Recovering and living with mental health problems is such a delicate balance of accepting imperfection and being kind to yourself in the struggle, whilst also needing something more than the drudgery of constant effort not to sink. Sometimes I want to soar, sometimes I want to feel joy and beauty and brilliance. Like a flying fish catching the sunlight before plunging back into the inky water.

It is the promise of joy and hope that pull me back from the brink, and the aspect that is so often lost inside mental health services, where the emphasis is understandably on preventing dysfunction, pulling people from extremely low to quite low, helping them stay alive but not necessarily to feel happy.

I think it also takes practice, to notice and feel the happiness when it comes. Sadness is the equivalent of landscape photography or still life painting – it stays in shot for long enough to capture and adjust. Whereas happiness is always in motion – a flash of light, a flap of wings, a jet streaking through the blue. We must train our eyes to see it, to feel it and to accept it, and, painfully, to let it go.

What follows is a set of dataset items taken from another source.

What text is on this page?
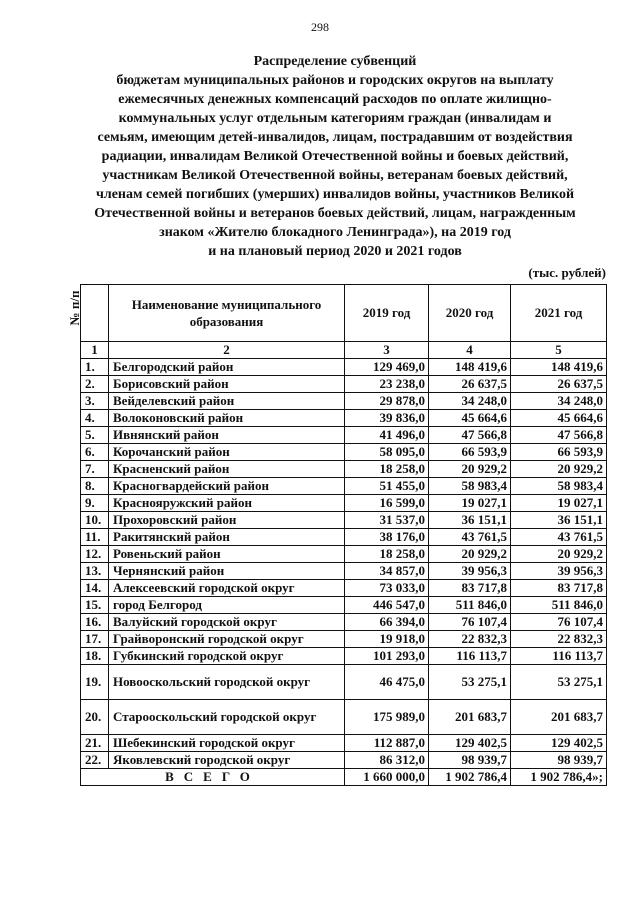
298
Распределение субвенций
бюджетам муниципальных районов и городских округов на выплату
ежемесячных денежных компенсаций расходов по оплате жилищно-
коммунальных услуг отдельным категориям граждан (инвалидам и
семьям, имеющим детей-инвалидов, лицам, пострадавшим от воздействия
радиации, инвалидам Великой Отечественной войны и боевых действий,
участникам Великой Отечественной войны, ветеранам боевых действий,
членам семей погибших (умерших) инвалидов войны, участников Великой
Отечественной войны и ветеранов боевых действий, лицам, награжденным
знаком «Жителю блокадного Ленинграда»), на 2019 год
и на плановый период 2020 и 2021 годов
(тыс. рублей)
№ п/п	Наименование муниципального образования	2019 год	2020 год	2021 год
1	2	3	4	5
1.	Белгородский район	129 469,0	148 419,6	148 419,6
2.	Борисовский район	23 238,0	26 637,5	26 637,5
3.	Вейделевский район	29 878,0	34 248,0	34 248,0
4.	Волоконовский район	39 836,0	45 664,6	45 664,6
5.	Ивнянский район	41 496,0	47 566,8	47 566,8
6.	Корочанский район	58 095,0	66 593,9	66 593,9
7.	Красненский район	18 258,0	20 929,2	20 929,2
8.	Красногвардейский район	51 455,0	58 983,4	58 983,4
9.	Краснояружский район	16 599,0	19 027,1	19 027,1
10.	Прохоровский район	31 537,0	36 151,1	36 151,1
11.	Ракитянский район	38 176,0	43 761,5	43 761,5
12.	Ровеньский район	18 258,0	20 929,2	20 929,2
13.	Чернянский район	34 857,0	39 956,3	39 956,3
14.	Алексеевский городской округ	73 033,0	83 717,8	83 717,8
15.	город Белгород	446 547,0	511 846,0	511 846,0
16.	Валуйский городской округ	66 394,0	76 107,4	76 107,4
17.	Грайворонский городской округ	19 918,0	22 832,3	22 832,3
18.	Губкинский городской округ	101 293,0	116 113,7	116 113,7
19.	Новооскольский городской округ	46 475,0	53 275,1	53 275,1
20.	Старооскольский городской округ	175 989,0	201 683,7	201 683,7
21.	Шебекинский городской округ	112 887,0	129 402,5	129 402,5
22.	Яковлевский городской округ	86 312,0	98 939,7	98 939,7
ВСЕГО		1 660 000,0	1 902 786,4	1 902 786,4»;
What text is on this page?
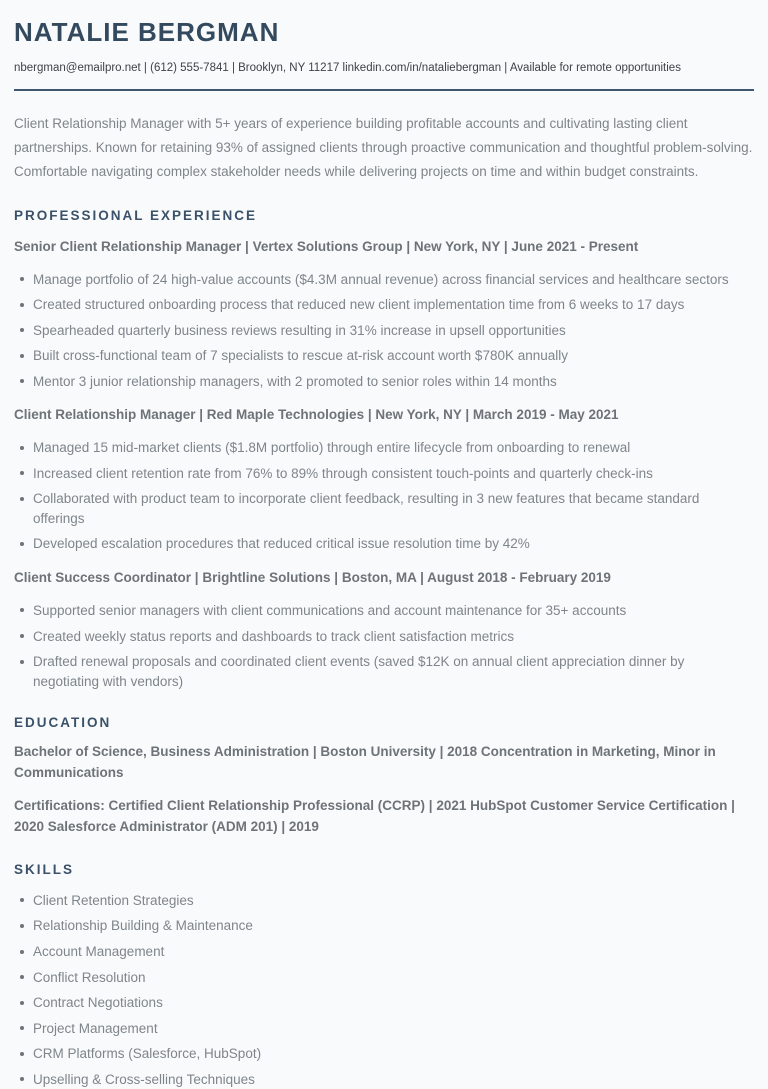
NATALIE BERGMAN
nbergman@emailpro.net | (612) 555-7841 | Brooklyn, NY 11217 linkedin.com/in/nataliebergman | Available for remote opportunities

Client Relationship Manager with 5+ years of experience building profitable accounts and cultivating lasting client partnerships. Known for retaining 93% of assigned clients through proactive communication and thoughtful problem-solving. Comfortable navigating complex stakeholder needs while delivering projects on time and within budget constraints.

PROFESSIONAL EXPERIENCE
Senior Client Relationship Manager | Vertex Solutions Group | New York, NY | June 2021 - Present
Manage portfolio of 24 high-value accounts ($4.3M annual revenue) across financial services and healthcare sectors
Created structured onboarding process that reduced new client implementation time from 6 weeks to 17 days
Spearheaded quarterly business reviews resulting in 31% increase in upsell opportunities
Built cross-functional team of 7 specialists to rescue at-risk account worth $780K annually
Mentor 3 junior relationship managers, with 2 promoted to senior roles within 14 months
Client Relationship Manager | Red Maple Technologies | New York, NY | March 2019 - May 2021
Managed 15 mid-market clients ($1.8M portfolio) through entire lifecycle from onboarding to renewal
Increased client retention rate from 76% to 89% through consistent touch-points and quarterly check-ins
Collaborated with product team to incorporate client feedback, resulting in 3 new features that became standard offerings
Developed escalation procedures that reduced critical issue resolution time by 42%
Client Success Coordinator | Brightline Solutions | Boston, MA | August 2018 - February 2019
Supported senior managers with client communications and account maintenance for 35+ accounts
Created weekly status reports and dashboards to track client satisfaction metrics
Drafted renewal proposals and coordinated client events (saved $12K on annual client appreciation dinner by negotiating with vendors)
EDUCATION
Bachelor of Science, Business Administration | Boston University | 2018 Concentration in Marketing, Minor in Communications
Certifications: Certified Client Relationship Professional (CCRP) | 2021 HubSpot Customer Service Certification | 2020 Salesforce Administrator (ADM 201) | 2019
SKILLS
Client Retention Strategies
Relationship Building & Maintenance
Account Management
Conflict Resolution
Contract Negotiations
Project Management
CRM Platforms (Salesforce, HubSpot)
Upselling & Cross-selling Techniques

It also becomes harder and harder to see and feel the lighter moments the more depressed you become. Your senses become dulled, the world flattens into 2-dimensional monotone everything seems fixed and hopeless.

But it is also exhilarating when your senses return. There is a rush of colour and smells and the light takes on a quality of hope. I try and cling to the promise of this when my mood dips and the darkness sets in, but please feel free to remind me, not of the mundane and dreary effort of staying ok, but of the brilliance that can pop into view when you are least expecting it.